It is additionally important to distinguish simple aneuploidy, caused by rare mis-segregation of one or a few chromosomes, from CIN, the propensity of the genome to undergo multiple chromosome gains and losses. CIN promotes the continuous evolution of karyotypes and therefore should be defined as the rate of karyotype evolution, whereas aneuploidy defines a cell with an abnormal chromosome content. CIN resulting in aneuploidy is sufficient to induce senescence, a stable cell cycle arrest linked to aging and other diseases (Campisi, 2011). Aneuploid cells can acquire a senescence-associated secretory phenotype characterized by the secretion of IL1B, CXCL8, CCL2, TNF, CCL27 and other pro-inflammatory factors (Andriani et al., 2016a; He et al., 2018; Macedo et al., 2018) (Wang et al., 2021b), some of which may even be general indicators of the cells' aneuploid state. Because aneuploidy promotes further genomic instability by increasing DNA damage and replication stress (Passerini et al., 2016), it can be regarded as a general indicator of genomic instability and may be one of the hallmarks of aging (Faggioli et al., 2011b).
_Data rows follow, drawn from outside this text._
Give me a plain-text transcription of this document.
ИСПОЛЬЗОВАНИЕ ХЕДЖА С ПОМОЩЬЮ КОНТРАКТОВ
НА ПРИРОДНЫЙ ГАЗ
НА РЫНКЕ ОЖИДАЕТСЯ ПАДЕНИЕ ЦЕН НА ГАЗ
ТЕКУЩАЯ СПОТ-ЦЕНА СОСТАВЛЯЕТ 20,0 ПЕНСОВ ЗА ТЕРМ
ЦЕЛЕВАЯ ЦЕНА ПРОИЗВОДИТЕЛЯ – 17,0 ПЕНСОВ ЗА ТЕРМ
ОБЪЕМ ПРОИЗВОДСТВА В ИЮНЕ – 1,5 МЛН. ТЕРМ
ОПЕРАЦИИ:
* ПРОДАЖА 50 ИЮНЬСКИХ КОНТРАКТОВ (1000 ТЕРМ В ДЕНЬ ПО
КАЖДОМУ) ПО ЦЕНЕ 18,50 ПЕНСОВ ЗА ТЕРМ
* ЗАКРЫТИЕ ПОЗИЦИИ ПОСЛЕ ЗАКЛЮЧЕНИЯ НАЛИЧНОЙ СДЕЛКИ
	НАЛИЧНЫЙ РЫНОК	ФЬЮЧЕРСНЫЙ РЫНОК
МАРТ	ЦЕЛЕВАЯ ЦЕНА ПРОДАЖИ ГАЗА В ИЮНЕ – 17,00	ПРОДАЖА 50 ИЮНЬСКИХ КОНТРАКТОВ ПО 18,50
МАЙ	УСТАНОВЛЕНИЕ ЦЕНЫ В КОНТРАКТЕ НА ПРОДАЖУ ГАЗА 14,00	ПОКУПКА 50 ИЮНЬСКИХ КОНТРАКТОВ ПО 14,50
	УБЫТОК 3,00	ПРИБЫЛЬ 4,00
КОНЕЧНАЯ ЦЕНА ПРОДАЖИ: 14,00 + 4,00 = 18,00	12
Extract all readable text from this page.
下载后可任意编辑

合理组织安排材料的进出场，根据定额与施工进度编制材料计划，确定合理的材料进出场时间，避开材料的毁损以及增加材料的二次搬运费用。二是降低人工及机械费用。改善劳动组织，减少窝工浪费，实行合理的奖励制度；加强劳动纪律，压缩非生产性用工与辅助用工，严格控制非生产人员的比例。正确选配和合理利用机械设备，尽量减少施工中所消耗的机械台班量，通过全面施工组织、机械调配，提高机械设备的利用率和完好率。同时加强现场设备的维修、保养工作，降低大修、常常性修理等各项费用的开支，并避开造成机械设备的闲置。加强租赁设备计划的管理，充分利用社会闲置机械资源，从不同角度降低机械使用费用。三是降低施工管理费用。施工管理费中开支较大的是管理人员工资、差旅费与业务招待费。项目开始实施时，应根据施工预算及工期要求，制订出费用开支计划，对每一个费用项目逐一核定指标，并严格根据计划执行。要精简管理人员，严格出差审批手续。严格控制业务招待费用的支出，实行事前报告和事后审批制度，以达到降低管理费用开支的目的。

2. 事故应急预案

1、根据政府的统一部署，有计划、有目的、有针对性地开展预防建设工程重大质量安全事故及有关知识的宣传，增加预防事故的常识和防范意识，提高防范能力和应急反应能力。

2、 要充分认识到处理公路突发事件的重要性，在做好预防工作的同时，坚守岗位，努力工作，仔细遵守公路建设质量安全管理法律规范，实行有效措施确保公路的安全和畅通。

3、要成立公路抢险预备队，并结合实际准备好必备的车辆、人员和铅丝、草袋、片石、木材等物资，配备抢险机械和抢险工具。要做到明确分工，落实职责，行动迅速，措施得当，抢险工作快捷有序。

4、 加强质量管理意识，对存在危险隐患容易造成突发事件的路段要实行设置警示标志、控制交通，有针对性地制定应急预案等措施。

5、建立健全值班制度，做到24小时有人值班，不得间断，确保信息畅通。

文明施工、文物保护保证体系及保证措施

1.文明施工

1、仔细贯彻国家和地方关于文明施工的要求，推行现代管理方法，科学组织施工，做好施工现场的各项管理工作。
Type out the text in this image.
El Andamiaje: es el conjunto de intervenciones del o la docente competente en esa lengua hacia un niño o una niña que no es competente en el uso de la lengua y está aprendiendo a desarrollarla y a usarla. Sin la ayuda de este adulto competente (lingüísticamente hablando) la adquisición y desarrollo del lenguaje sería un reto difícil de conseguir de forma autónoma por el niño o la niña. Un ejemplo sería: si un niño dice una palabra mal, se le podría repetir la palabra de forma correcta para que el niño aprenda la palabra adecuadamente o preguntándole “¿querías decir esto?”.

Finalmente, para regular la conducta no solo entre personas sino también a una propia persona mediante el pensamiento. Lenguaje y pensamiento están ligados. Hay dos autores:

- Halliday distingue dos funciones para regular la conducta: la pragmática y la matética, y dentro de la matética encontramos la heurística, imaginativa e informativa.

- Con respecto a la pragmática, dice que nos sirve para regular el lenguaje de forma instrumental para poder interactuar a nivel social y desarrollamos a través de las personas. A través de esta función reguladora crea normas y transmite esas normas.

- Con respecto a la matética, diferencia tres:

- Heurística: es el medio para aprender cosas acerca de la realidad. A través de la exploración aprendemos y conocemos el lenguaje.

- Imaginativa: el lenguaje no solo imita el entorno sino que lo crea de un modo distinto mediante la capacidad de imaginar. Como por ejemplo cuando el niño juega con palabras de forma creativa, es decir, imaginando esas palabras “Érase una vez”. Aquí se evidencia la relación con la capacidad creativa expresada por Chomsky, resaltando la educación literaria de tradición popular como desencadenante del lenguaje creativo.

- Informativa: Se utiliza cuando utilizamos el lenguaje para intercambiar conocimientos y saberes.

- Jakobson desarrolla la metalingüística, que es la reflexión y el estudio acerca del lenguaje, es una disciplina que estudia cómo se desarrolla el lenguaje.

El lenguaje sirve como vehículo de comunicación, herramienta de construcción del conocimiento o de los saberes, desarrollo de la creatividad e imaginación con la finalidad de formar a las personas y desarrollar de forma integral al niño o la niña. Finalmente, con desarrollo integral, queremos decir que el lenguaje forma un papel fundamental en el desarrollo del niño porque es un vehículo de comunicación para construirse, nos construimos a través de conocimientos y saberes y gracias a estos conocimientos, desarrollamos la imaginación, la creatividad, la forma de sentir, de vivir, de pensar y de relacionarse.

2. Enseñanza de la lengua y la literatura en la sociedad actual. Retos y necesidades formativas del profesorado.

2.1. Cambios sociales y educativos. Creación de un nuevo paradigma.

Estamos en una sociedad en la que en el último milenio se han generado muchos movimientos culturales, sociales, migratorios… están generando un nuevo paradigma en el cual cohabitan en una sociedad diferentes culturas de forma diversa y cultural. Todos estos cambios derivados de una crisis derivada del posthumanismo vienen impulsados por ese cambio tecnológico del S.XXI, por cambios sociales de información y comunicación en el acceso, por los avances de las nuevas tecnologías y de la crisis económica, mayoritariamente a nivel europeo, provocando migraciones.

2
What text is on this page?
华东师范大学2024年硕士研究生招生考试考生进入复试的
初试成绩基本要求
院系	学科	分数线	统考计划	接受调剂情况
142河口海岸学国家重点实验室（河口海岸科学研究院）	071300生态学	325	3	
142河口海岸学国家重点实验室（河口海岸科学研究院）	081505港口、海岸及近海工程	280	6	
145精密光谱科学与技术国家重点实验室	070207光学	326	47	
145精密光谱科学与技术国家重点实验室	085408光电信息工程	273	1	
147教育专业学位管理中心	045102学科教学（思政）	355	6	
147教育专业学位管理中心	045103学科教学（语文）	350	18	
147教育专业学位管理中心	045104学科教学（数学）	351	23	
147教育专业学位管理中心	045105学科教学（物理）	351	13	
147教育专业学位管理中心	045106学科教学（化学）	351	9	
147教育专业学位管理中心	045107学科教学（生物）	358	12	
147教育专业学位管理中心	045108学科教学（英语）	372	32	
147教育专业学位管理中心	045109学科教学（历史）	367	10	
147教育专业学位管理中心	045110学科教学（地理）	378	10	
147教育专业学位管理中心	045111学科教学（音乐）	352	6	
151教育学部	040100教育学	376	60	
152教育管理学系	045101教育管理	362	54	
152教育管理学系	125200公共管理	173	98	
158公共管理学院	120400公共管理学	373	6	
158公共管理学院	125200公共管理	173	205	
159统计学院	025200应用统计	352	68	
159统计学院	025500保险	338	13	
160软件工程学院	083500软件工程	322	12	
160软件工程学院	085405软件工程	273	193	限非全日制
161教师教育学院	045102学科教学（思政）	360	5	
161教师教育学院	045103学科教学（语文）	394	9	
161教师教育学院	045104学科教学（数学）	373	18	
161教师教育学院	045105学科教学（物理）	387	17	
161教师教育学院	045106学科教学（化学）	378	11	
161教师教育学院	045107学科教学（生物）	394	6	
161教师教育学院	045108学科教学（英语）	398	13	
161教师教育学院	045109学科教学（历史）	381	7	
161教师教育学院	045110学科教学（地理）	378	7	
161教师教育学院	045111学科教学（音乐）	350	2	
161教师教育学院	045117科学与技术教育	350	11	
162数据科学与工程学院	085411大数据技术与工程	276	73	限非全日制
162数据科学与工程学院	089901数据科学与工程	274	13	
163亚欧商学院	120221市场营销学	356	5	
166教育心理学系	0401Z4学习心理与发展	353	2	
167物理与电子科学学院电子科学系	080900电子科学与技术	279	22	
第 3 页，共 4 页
Indeed, age-related accumulation of aneuploidy has been reported in peripheral B-lymphocytes (Forsberg et al., 2014; Thompson et al., 2019; Pierre and Hoagland, 1972), the brain (Faggioli et al., 2012; Andriani et al., 2016b; Iourov et al., 2021), the ovaries (Antico Arciuch et al., 2011) the vascular endothelium (Aviv et al., 2001), germinal cells (Sloter et al., 2004) and the eye (Matsuyama et al., 2013).
The detrimental effects of aneuploidy also make it a plausible cause of disease (Faggioli et al., 2011b; Andriani et al., 2017). The evidence obtained particularly supports roles for aneuploidy in neurodegenerative disorders. Mosaic aneuploidy in Alzheimer's disease was first proposed in 1991 (Potter, 1991) and extensively investigated with complementary molecular approaches (Yang et al., 2001; Kingsbury et al., 2006; Mosch et al., 2007; Thomas and Fenech, 2008; Iourov et al., 2009), all reporting high levels of aneuploidy (>30%) in the neurons of patients. Somatic mosaic aneuploidy can also be detected in cells from patients' peripheral tissues, including fibroblasts and peripheral blood mononuclear cells (Mukherjee and Thomas, 1997), and buccal cells (Jacobs et al., 2012). Nearly all Down's syndrome individuals older than 50 years of age display plaques and tangles within their brains that are similar in form, number and distribution to those observed in Alzheimer's disease patients (Mann and Esiri, 1988). This is possibly a consequence of the overexpression of the amyloid precursor protein gene that maps to chromosome 21.
Mosaic aneuploidy for chromosomes 18 and X appear to occur at higher frequency in Alzheimer's disease patients than in controls (Geller and Potter, 1999; Yurov et al., 2014). Increased CIN has been reported in patients with the neurological disorder ataxia telangiectasia, where the levels of aneuploid neurons were threefold higher relative to those in age- and sex-matched controls (Iourov et al., 2009; Yurov et al., 2009). Aneuploidy and cellular senescence are also linked to eye diseases (Garcia-Castillo et al., 2008; Matsuyama et al., 2013; Grassmann et al., 2020).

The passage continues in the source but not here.